Iconoclasme

Publié le 02 septembre 2014 par Jlk

Notes en chemin (125)

 

Suave obscénité. – Mais que dirait l’imprécateur de tout ça ? Vous imaginez Nietzsche débarquant dans ce mausolée à sa mémoire ? Vous vous le figurez devenu touristique attraction cinq étoiles ? Vous voyez Zarathoustra s’incliner poliment devant la pieuse procession des professeurs venus vérifier la platitude de sa Table et l’arrondi de son pot de chambre, sans parler de la multitude convoquée par les Tours Operators ? 

Voilà ce que je me demande en captant, au Samsung Galaxy III, ma propre image en surimpression de sa mortelle marmoréenne effigie. Et du coup me vient l’envie d’arracher et de lacérer - de jeter au feu de Dieu cette trop belle tapisserie !

Les enfants crèvent à Gaza  au nom du triple Unique Dieu se faisant la guerre à lui-même par furieux croisés interposés, et nous faisons du plus lucide contempteur de tout ça une momie sous verre, de son Inferno mental un chromo sulpicien…    

Silence : on acclimate. – À l’admirable petit musée Nietzsche de Sils-Maria (un petit musée ne peut être qu’admirable), on est prié de lire attentivement les coupures de presse des années 30 établissant, de docte source notamment juive, la non-responsabilité du philosophe Friedrich Nietzsche dans le soutien des nazis, au contraire de sa sœur Elisabeth, cette diablesse photographiée serrant la patte du Führer.

Tout cela est très bien : on est rassuré. Tout d’ailleurs dans le petit musée (l’admirable petit musée) est fait pour rassurer le chaland même nonchalant en ces matières, le guide du groupe de retraités de gauche de passage précisant que des textes du Maître prouvent son rejet du nationalisme, du racisme et de l’antisémitisme. Ce qu’on a fait de sa pensée est autre chose. Passons à l’étage voir sa chambre à coucher.

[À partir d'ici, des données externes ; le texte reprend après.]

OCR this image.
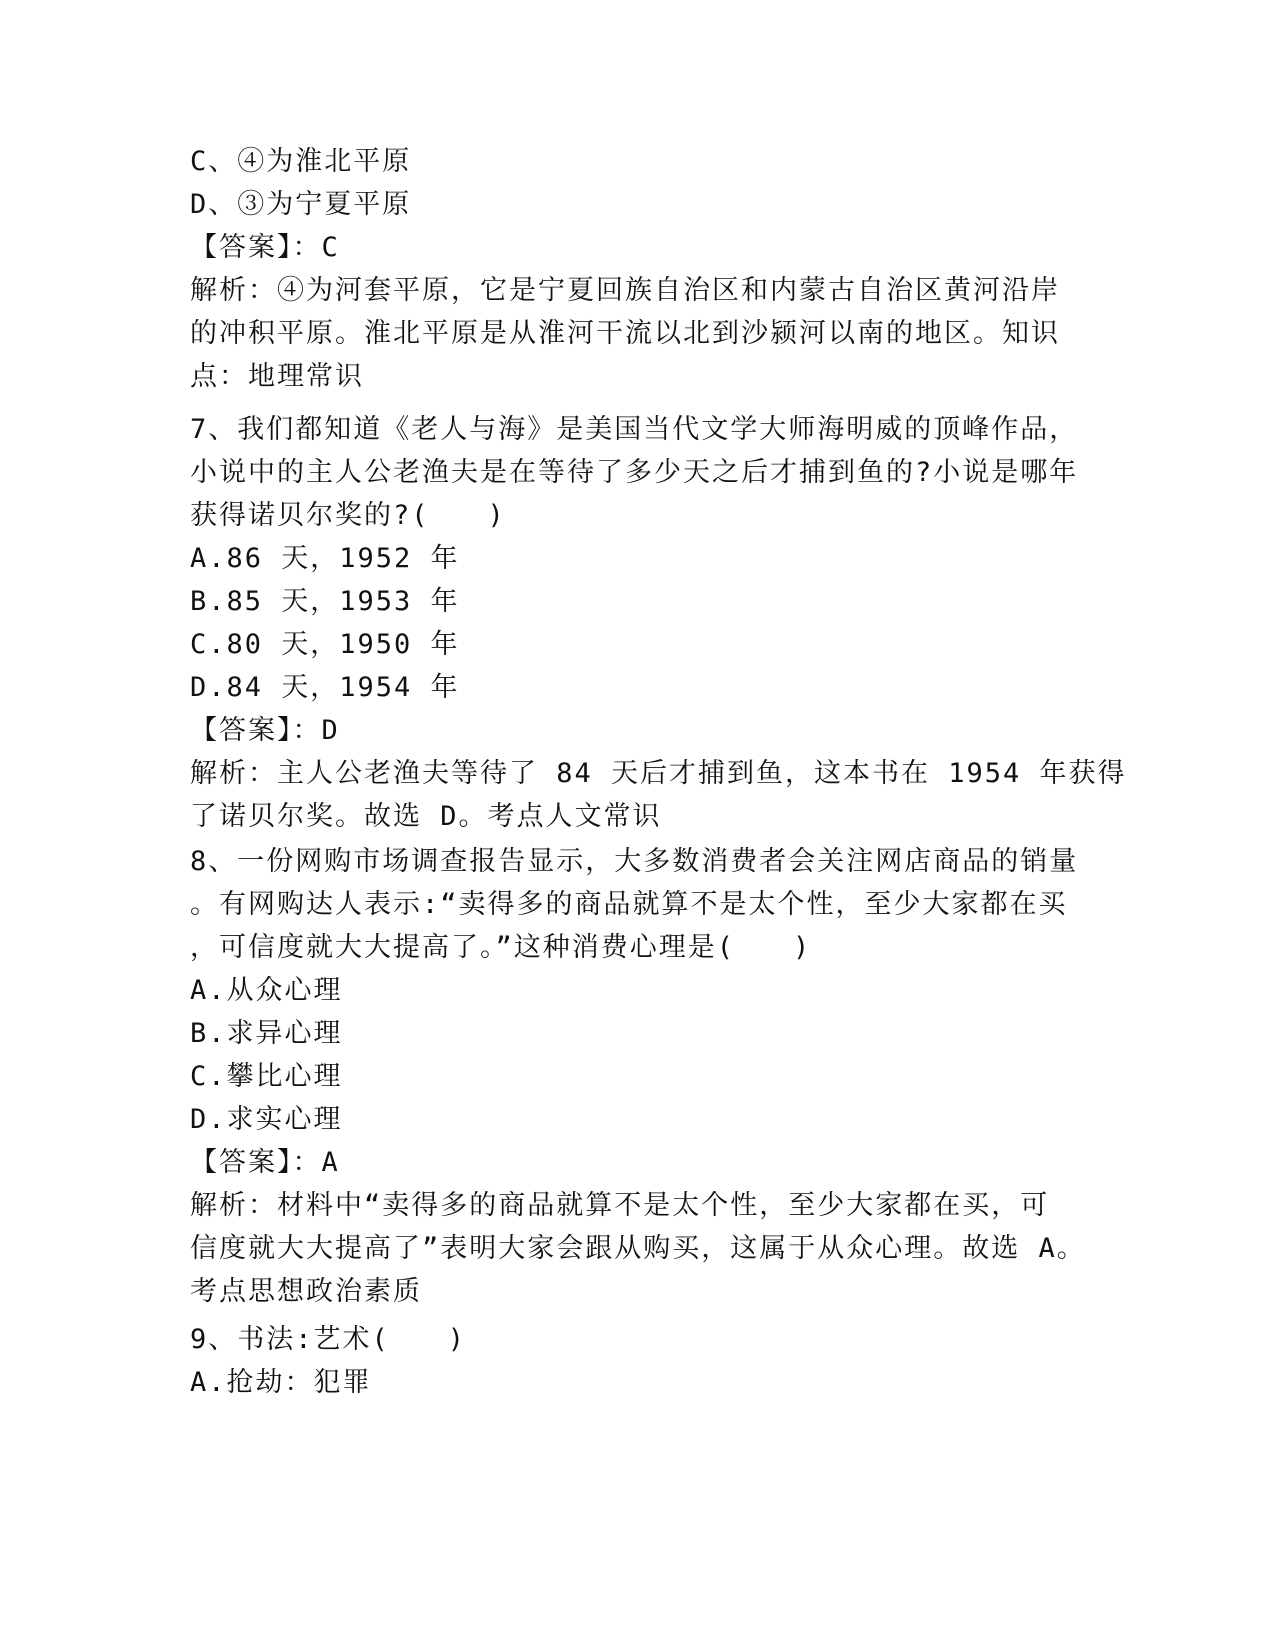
C、④为淮北平原
D、③为宁夏平原
【答案】：C
解析：④为河套平原，它是宁夏回族自治区和内蒙古自治区黄河沿岸
的冲积平原。淮北平原是从淮河干流以北到沙颍河以南的地区。知识
点：地理常识
7、我们都知道《老人与海》是美国当代文学大师海明威的顶峰作品，
小说中的主人公老渔夫是在等待了多少天之后才捕到鱼的?小说是哪年
获得诺贝尔奖的?(　　)
A.86 天，1952 年
B.85 天，1953 年
C.80 天，1950 年
D.84 天，1954 年
【答案】：D
解析：主人公老渔夫等待了 84 天后才捕到鱼，这本书在 1954 年获得
了诺贝尔奖。故选 D。考点人文常识
8、一份网购市场调查报告显示，大多数消费者会关注网店商品的销量
。有网购达人表示:“卖得多的商品就算不是太个性，至少大家都在买
，可信度就大大提高了。”这种消费心理是(　　)
A.从众心理
B.求异心理
C.攀比心理
D.求实心理
【答案】：A
解析：材料中“卖得多的商品就算不是太个性，至少大家都在买，可
信度就大大提高了”表明大家会跟从购买，这属于从众心理。故选 A。
考点思想政治素质
9、书法:艺术(　　)
A.抢劫：犯罪
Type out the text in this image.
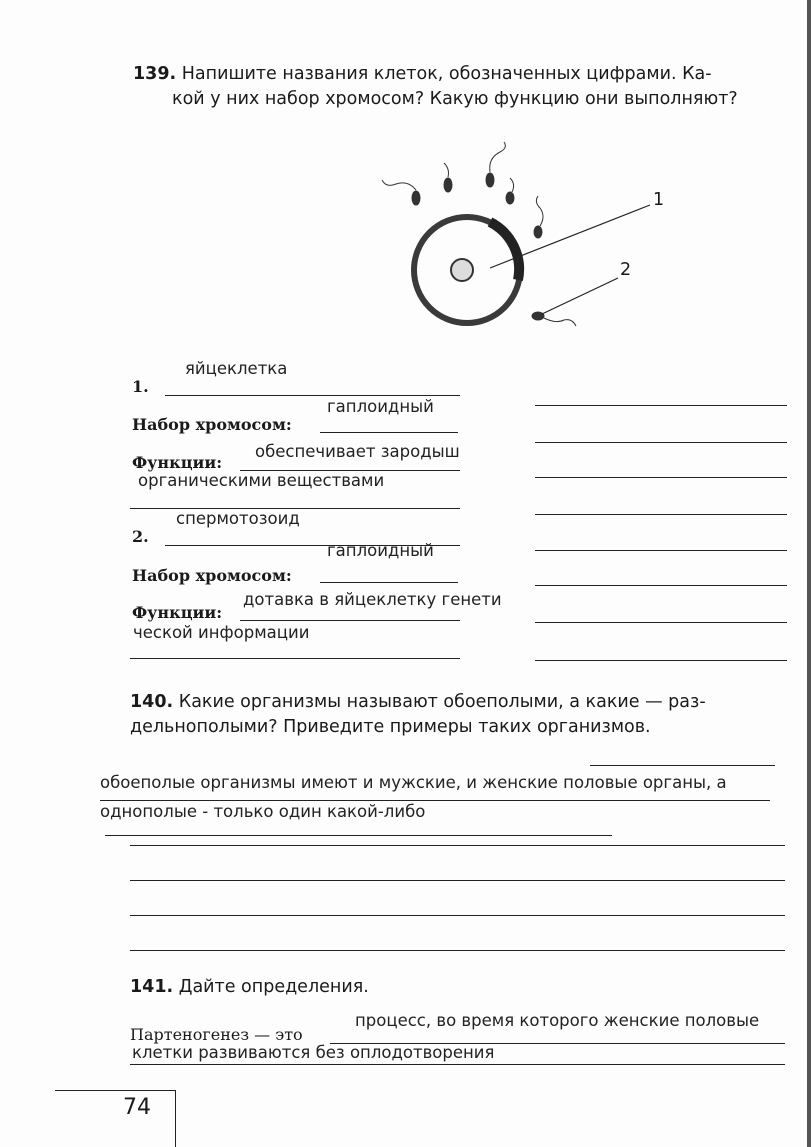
139. Напишите названия клеток, обозначенных цифрами. Ка-
кой у них набор хромосом? Какую функцию они выполняют?
1
2
яйцеклетка
1.
гаплоидный
Набор хромосом:
обеспечивает зародыш
Функции:
органическими веществами
спермотозоид
2.
гаплоидный
Набор хромосом:
дотавка в яйцеклетку генети
Функции:
ческой информации
140. Какие организмы называют обоеполыми, а какие — раз-
дельнополыми? Приведите примеры таких организмов.
обоеполые организмы имеют и мужские, и женские половые органы, а
однополые - только один какой-либо
141. Дайте определения.
процесс, во время которого женские половые
Партеногенез — это
клетки развиваются без оплодотворения
74
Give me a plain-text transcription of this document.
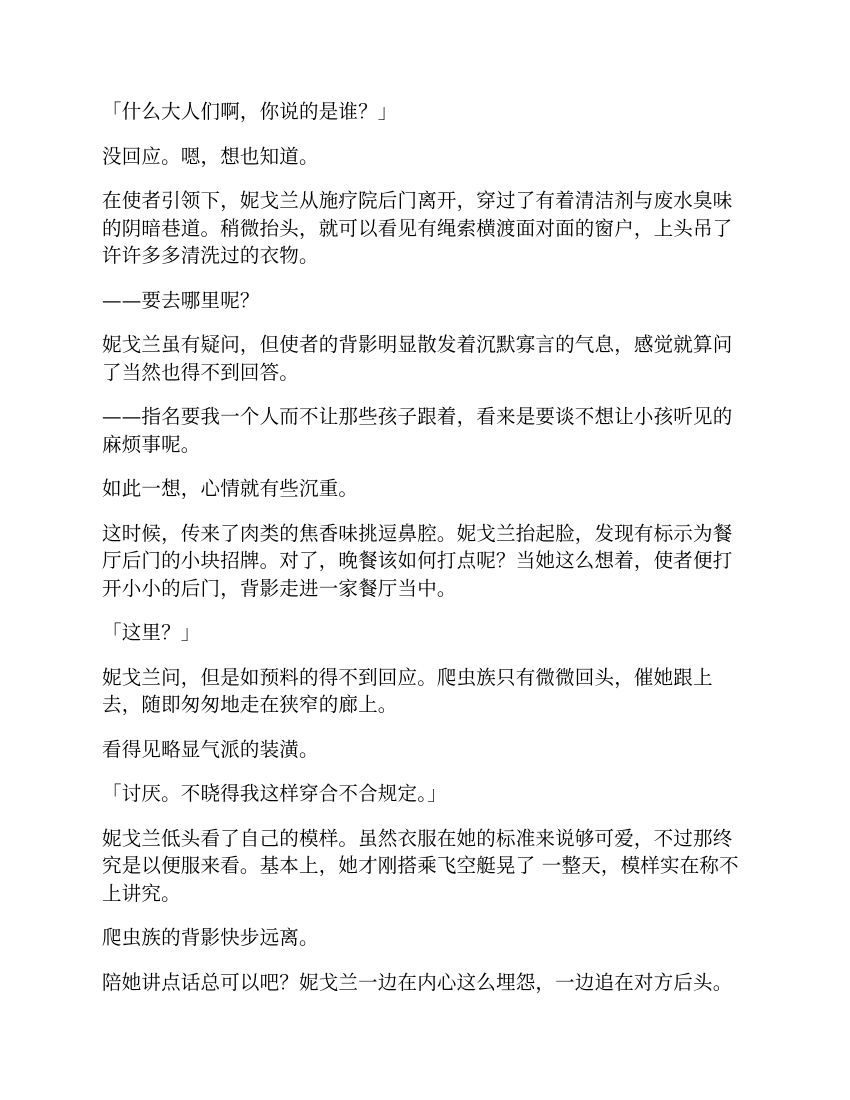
「什么大人们啊，你说的是谁？」

没回应。嗯，想也知道。

在使者引领下，妮戈兰从施疗院后门离开，穿过了有着清洁剂与废水臭味的阴暗巷道。稍微抬头，就可以看见有绳索横渡面对面的窗户，上头吊了许许多多清洗过的衣物。

——要去哪里呢？

妮戈兰虽有疑问，但使者的背影明显散发着沉默寡言的气息，感觉就算问了当然也得不到回答。

——指名要我一个人而不让那些孩子跟着，看来是要谈不想让小孩听见的麻烦事呢。

如此一想，心情就有些沉重。

这时候，传来了肉类的焦香味挑逗鼻腔。妮戈兰抬起脸，发现有标示为餐厅后门的小块招牌。对了，晚餐该如何打点呢？当她这么想着，使者便打开小小的后门，背影走进一家餐厅当中。

「这里？」

妮戈兰问，但是如预料的得不到回应。爬虫族只有微微回头，催她跟上去，随即匆匆地走在狭窄的廊上。

看得见略显气派的装潢。

「讨厌。不晓得我这样穿合不合规定。」

妮戈兰低头看了自己的模样。虽然衣服在她的标准来说够可爱，不过那终究是以便服来看。基本上，她才刚搭乘飞空艇晃了 一整天，模样实在称不上讲究。

爬虫族的背影快步远离。

陪她讲点话总可以吧？妮戈兰一边在内心这么埋怨，一边追在对方后头。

Le chemin de derrière. – Quant au lecteur du Gai savoir, qui sait que la contradiction à n’en plus finir est constitutive du génie nietzschéen, et que toutes les récupérations sont possibles à partir de là, il n’en finit pas, lui non plus, de prendre le chemin de derrière qui mène aux rochers grisons ou grecs et à la lumière, le chemin de l’éternel CONTRE, le chemin de colère et d'amour du Christ et du doute, le chemin des grands bois philosophiques et des échappées de la poésie qui ne s’arrêtera pas au trop beau Panorama, autre semblant décrié par ce râleur mal coiffé de Schopenhauer.

L’aube et la fin de journée, à Sils-Maria, ne sont cotés ni en Bourse ni affiliés à aucune école de pensée. Le chemin de derrière, passé l’angle de la maison du philosophe, accède aux promontoires d’où se découvrent les petits lacs d’azur, miroirs du ciel, et les îles boisées, refuges des rêveurs. De là-haut, apaisé, reconnaissant, on se dit que la beauté du monde n’est pas qu’une illusion...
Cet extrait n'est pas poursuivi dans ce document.